I wonder how previous generations managed to get by without street car availability while the Yonge Street Subway was being built?
http://transit.toronto.on.ca/streetcar/4125.shtml
CONSTRUCTION CHAOS
The TTC struggled to maintain service on Yonge, using temporary tracks atop wooden decking, or diverting streetcars on new tracks built into residential Alexander and Maitland streets. It helped that parallel tracks were available on Mount Pleasant, Avenue Road, Bay, Church and Victoria streets, but riders largely had to grin and bear the inconvenience, comforted in the knowledge that the subway would whisk them away in just a few years. The TTC was also conscientious enough to return the route to its normal operation in time for the Christmas shopping season, for the benefit of the businesses along Yonge Street, who were taking a beating from all the construction.

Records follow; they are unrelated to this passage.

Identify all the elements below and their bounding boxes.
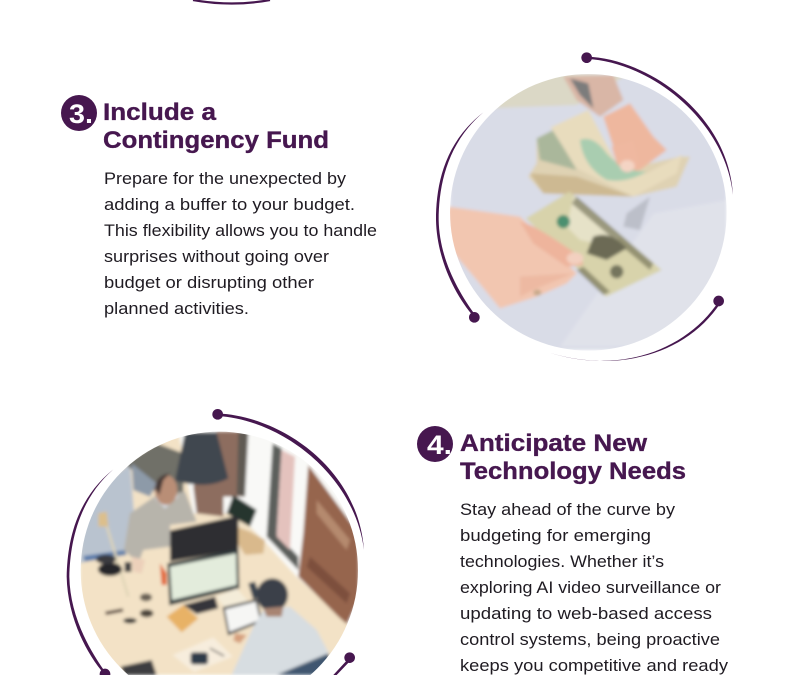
body text section 4: keeps you competitive and ready [460,657,729,675]
laptop [223,599,262,635]
body text section 3: planned activities. [104,300,249,318]
desk lamp [105,526,128,596]
thumb [520,222,583,267]
body text section 3: This flexibility allows you to handle [104,222,377,240]
arc accents [67,409,364,675]
heading: Anticipate New Technology Needs: Anticipate New [460,430,648,457]
monitors [170,516,238,562]
photo: two people working at computers in office [67,409,364,675]
section 3: heading and text [61,95,377,318]
body text section 4: technologies. Whether it’s [460,553,664,571]
body text section 4: budgeting for emerging [460,527,651,545]
chair and crate [227,495,257,527]
back wall and window [178,432,359,633]
heading: Include a Contingency Fund: Contingency Fund [103,127,329,154]
table [342,618,347,625]
body text section 3: Prepare for the unexpected by [104,170,347,188]
person one [124,492,197,563]
section 4: heading and text [417,426,729,675]
body text section 4: Stay ahead of the curve by [460,501,676,519]
lower hand [448,207,577,308]
photo: hands counting dollar bills [436,52,733,361]
top bill [551,110,682,197]
bill stack [528,142,690,196]
blurred upper wrist [563,75,623,117]
sofa [125,443,183,493]
decorative arc from previous section [193,0,270,4]
notebook and pouch [173,637,233,672]
desk objects [167,605,198,632]
heading: Anticipate New Technology Needs [460,430,686,485]
heading: Anticipate New Technology Needs: Technology Needs [460,458,686,485]
body text section 4: control systems, being proactive [460,631,720,649]
body text section 3: budget or disrupting other [104,274,315,292]
pendant lamp [175,432,228,485]
headset and phone [98,563,122,576]
body text section 4: updating to web-based access [460,605,712,623]
body text section 3: surprises without going over [104,248,330,266]
dark laptop bottom [121,660,157,675]
body text section 3: adding a buffer to your budget. [104,196,355,214]
upper hand [603,103,667,172]
number badge 3: 3. [69,99,93,129]
brick wall [298,465,359,625]
heading: Include a Contingency Fund [103,99,329,154]
floor left [80,463,137,563]
person two [232,607,329,675]
body text section 3 [104,170,377,318]
front dollar bill [526,192,662,297]
arc accents [436,52,733,361]
body text section 4: exploring AI video surveillance or [460,579,722,597]
number badge 3 [61,95,97,131]
body text section 4 [460,501,729,675]
number badge 4: 4. [427,430,452,460]
number badge 4 [417,426,453,462]
heading: Include a Contingency Fund: Include a [103,99,216,126]
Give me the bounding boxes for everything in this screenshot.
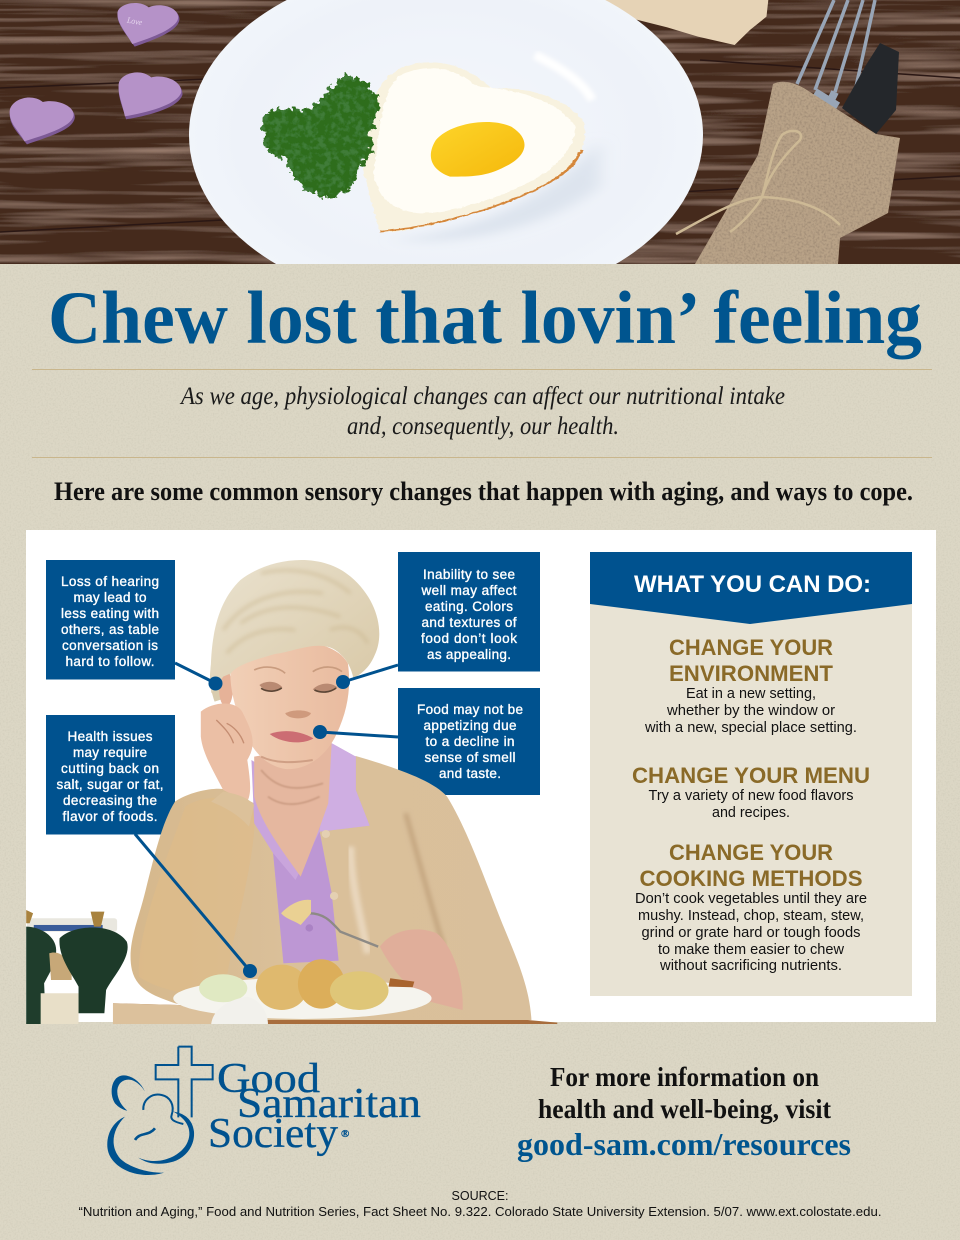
callout: health issues	[46, 715, 175, 834]
knife	[842, 43, 899, 134]
purple heart	[119, 72, 182, 119]
logo wordmark: Good	[217, 1056, 320, 1102]
neck	[254, 743, 332, 877]
ear	[219, 674, 232, 704]
tip: change your environment: with a new, special place setting.	[644, 720, 857, 736]
tip: change your cooking methods: CHANGE YOUR	[669, 840, 833, 865]
connector: vision	[336, 665, 398, 689]
callout: hearing: Loss of hearing	[61, 574, 159, 589]
tip: change your menu: CHANGE YOUR MENU	[632, 763, 870, 788]
source citation: SOURCE:	[452, 1189, 508, 1203]
plate of food	[173, 959, 432, 1024]
connector: smell and taste	[313, 725, 398, 739]
logo wordmark: ®	[341, 1128, 349, 1140]
callout: smell and taste: to a decline in	[426, 734, 514, 749]
tip: change your cooking methods: without sacrificing nutrients.	[659, 958, 842, 974]
callout: health issues: Health issues	[68, 729, 153, 744]
callout: hearing: may lead to	[74, 590, 146, 605]
intro text: As we age, physiological changes can affect our nutritional intake	[179, 383, 785, 410]
callout: hearing	[46, 560, 175, 680]
tip: change your cooking methods: COOKING METHODS	[640, 866, 862, 891]
tip: change your cooking methods: mushy. Instead, chop, steam, stew,	[638, 908, 864, 924]
fried egg white	[364, 62, 585, 232]
callout: vision: food don’t look	[421, 631, 517, 646]
connector: hearing	[175, 663, 222, 690]
logo: Good Samaritan Society	[107, 1047, 421, 1175]
tip: change your environment: Eat in a new setting,	[686, 686, 816, 702]
sleeve shading	[234, 810, 254, 934]
hero photo: heart-shaped egg on a plate on wooden table	[0, 0, 960, 264]
connector: flavor of foods	[135, 834, 257, 978]
callout: smell and taste: appetizing due	[424, 718, 516, 733]
nose and mouth	[285, 710, 311, 718]
callout: vision: and textures of	[422, 615, 517, 630]
tip: change your menu: and recipes.	[712, 805, 790, 821]
tip: change your menu	[632, 763, 870, 821]
tip: change your environment: CHANGE YOUR	[669, 635, 833, 660]
callout: hearing: conversation is	[62, 638, 158, 653]
callout: health issues: decreasing the	[63, 793, 157, 808]
callout: hearing: others, as table	[61, 622, 159, 637]
call to action: For more information on	[550, 1062, 819, 1092]
eyes	[259, 682, 338, 692]
callout: hearing: less eating with	[61, 606, 159, 621]
intro text	[179, 383, 785, 440]
photo: older woman looking at her plate	[26, 560, 557, 1024]
callout: vision: eating. Colors	[425, 599, 513, 614]
paper heart cut-out	[600, 0, 768, 45]
logo wordmark	[208, 1056, 421, 1157]
callout: health issues: flavor of foods.	[62, 809, 158, 824]
tip: change your environment: ENVIRONMENT	[669, 661, 833, 686]
call to action: health and well-being, visit	[538, 1094, 831, 1124]
shadow under egg	[423, 152, 601, 241]
callout: vision: Inability to see	[423, 567, 515, 582]
hair	[211, 560, 379, 693]
tip: change your cooking methods	[635, 840, 867, 974]
fork	[797, 0, 875, 110]
callout: hearing: hard to follow.	[66, 654, 154, 669]
callout: vision: well may affect	[420, 583, 517, 598]
callout: smell and taste	[398, 688, 540, 795]
egg yolk	[431, 122, 525, 177]
call to action: good-sam.com/resources	[517, 1126, 851, 1162]
panel: what you can do	[590, 552, 912, 996]
hair behind ear	[210, 663, 230, 702]
hand holding fork	[380, 929, 463, 1010]
intro text: and, consequently, our health.	[347, 413, 619, 440]
tip: change your environment	[644, 635, 857, 736]
buttons	[322, 830, 330, 838]
tip: change your menu: Try a variety of new food flavors	[648, 788, 854, 804]
callout: health issues: salt, sugar or fat,	[56, 777, 164, 792]
source citation	[78, 1189, 882, 1219]
logo icon: cross and embracing figures	[107, 1047, 213, 1175]
hand on cheek	[201, 704, 253, 802]
callout: health issues: may require	[73, 745, 147, 760]
white plate	[189, 0, 703, 264]
white content panel	[26, 530, 936, 1022]
fork with food	[309, 913, 378, 947]
sleeve cuff	[211, 792, 254, 827]
tip: change your environment: whether by the window or	[666, 703, 835, 719]
purple heart with Love: Love	[125, 15, 143, 27]
table edge	[113, 1003, 557, 1024]
source citation: “Nutrition and Aging,” Food and Nutrition Series, Fact Sheet No. 9.322. Colorado State University Extension. 5/07. www.ext.colostate.edu.	[78, 1204, 882, 1219]
tip: change your cooking methods: Don’t cook vegetables until they are	[635, 891, 867, 907]
face	[230, 641, 349, 769]
purple heart	[10, 98, 75, 144]
tip: change your cooking methods: grind or grate hard or tough foods	[642, 925, 860, 941]
call to action	[517, 1062, 851, 1162]
tip: change your cooking methods: to make them easier to chew	[658, 942, 845, 958]
callout: smell and taste: and taste.	[439, 766, 501, 781]
title: Chew lost that lovin’ feeling	[48, 277, 922, 360]
callout: smell and taste: sense of smell	[424, 750, 516, 765]
cardigan	[131, 756, 531, 1020]
panel header banner: WHAT YOU CAN DO:	[634, 571, 871, 598]
blouse	[251, 743, 370, 963]
purple heart with Love	[117, 3, 179, 47]
salt and pepper shakers	[26, 910, 128, 1024]
subheading: Here are some common sensory changes that happen with aging, and ways to cope.	[54, 477, 913, 506]
callout: smell and taste: Food may not be	[417, 702, 523, 717]
callout: vision: as appealing.	[427, 647, 511, 662]
logo wordmark: Society	[208, 1111, 338, 1157]
logo wordmark: Samaritan	[237, 1081, 421, 1127]
callout: vision	[398, 552, 540, 672]
parsley garnish	[262, 77, 378, 197]
panel header banner	[590, 552, 912, 624]
callout: health issues: cutting back on	[61, 761, 159, 776]
burlap napkin	[676, 82, 900, 264]
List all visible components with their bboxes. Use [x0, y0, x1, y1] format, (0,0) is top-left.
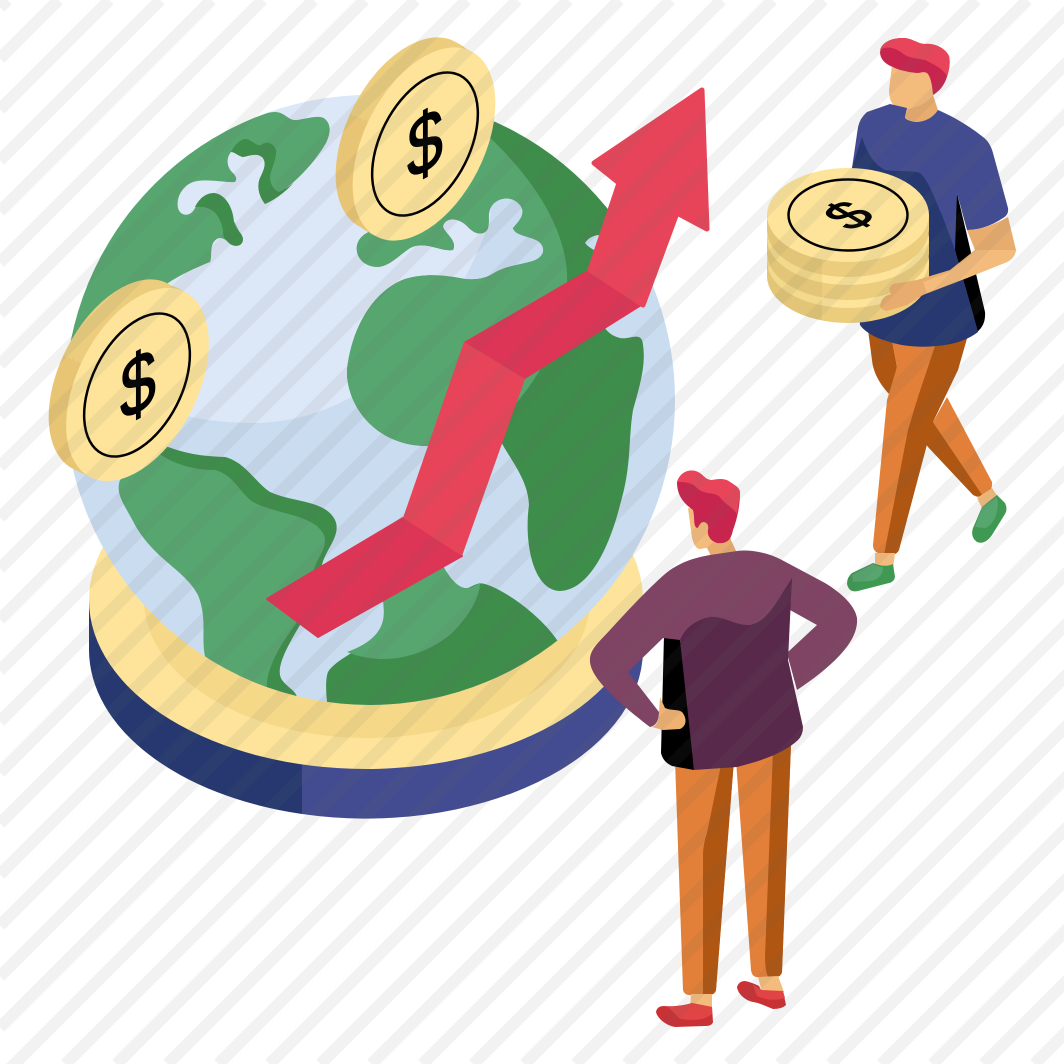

The Murray route is by far the most sensible solution. It is a direct connection to downtown. It traverses the proposed Scarborough City Center from east to west with potentially multiple stops rather than a single stop on a north-south axis. It will service far more residents and can reach low income areas with very poor service today. It offers access to significantly more development (particularly in the Progress corridor parallel to the 401). The service disruption is a relatively minor inconvenience to the potential upside that would be realized.
First of all, let's remember that Glen Murray is a provincial cabinet minister. If this was really doable, and a cabinet minister wanted it, it would be done because of the leverage the Province holds on capital works. So that fact that this has sunk without trace should be telling.

Let's then remember what the Murray route actually entailed. Building a completely new Kennedy subway station to the north of the existing one, pointing northeast, so that the curve onto the SRT ROW would be doable. This would be a new tunnel under the GO tracks and the SRT would have to be severed. It is assumed that the Murray plan used subway curvatures that conform to the current standard as used in TYSSE. But maybe not. Then the subway tunnel between Warden and Kennedy would have to be severed to allow the new tunnel to be joined to it. There's a pretty good chance, therefore, that for some period of time that there would be no higher order TTC service between Warden and STC.

This would be accompanied by the resignalling of Warden-Kipling to join up to the new signalling in the SSE-SRT section. (Of course, this would happen in a Kennedy-extension scenario too, with extra fun when the construction met the Kennedy tail tracks, but at least the subway would still be running to Kennedy most of the time.)
 
Ha! Four summer months is hardly the same as *years* of bus coverage in case of an SRT->LRT

And when I build a house & run out of cement, I could also just finish the rest with wood to save time & money. But the foundation wouldn't be as strong & I prefer to see things done right the first time. Less chance you ever have to go back like we are now.

In the big picture its short term pain for a better SCC in the long run.
 
And when I build a house & run out of cement, I could also just finish the rest with wood to save time & money. But the foundation wouldn't be as strong & I prefer to see things done right the first time. Less chance you ever have to go back like we are now.

In the big picture its short term pain for a better SCC in the long run.

If you were building a house and the builder told you you would have to find somewhere else to live for 4-7 years, you would never do it.

If you had to find somewhere else to live for fours months, you would. (In fact you would have an excellent builder in this case!)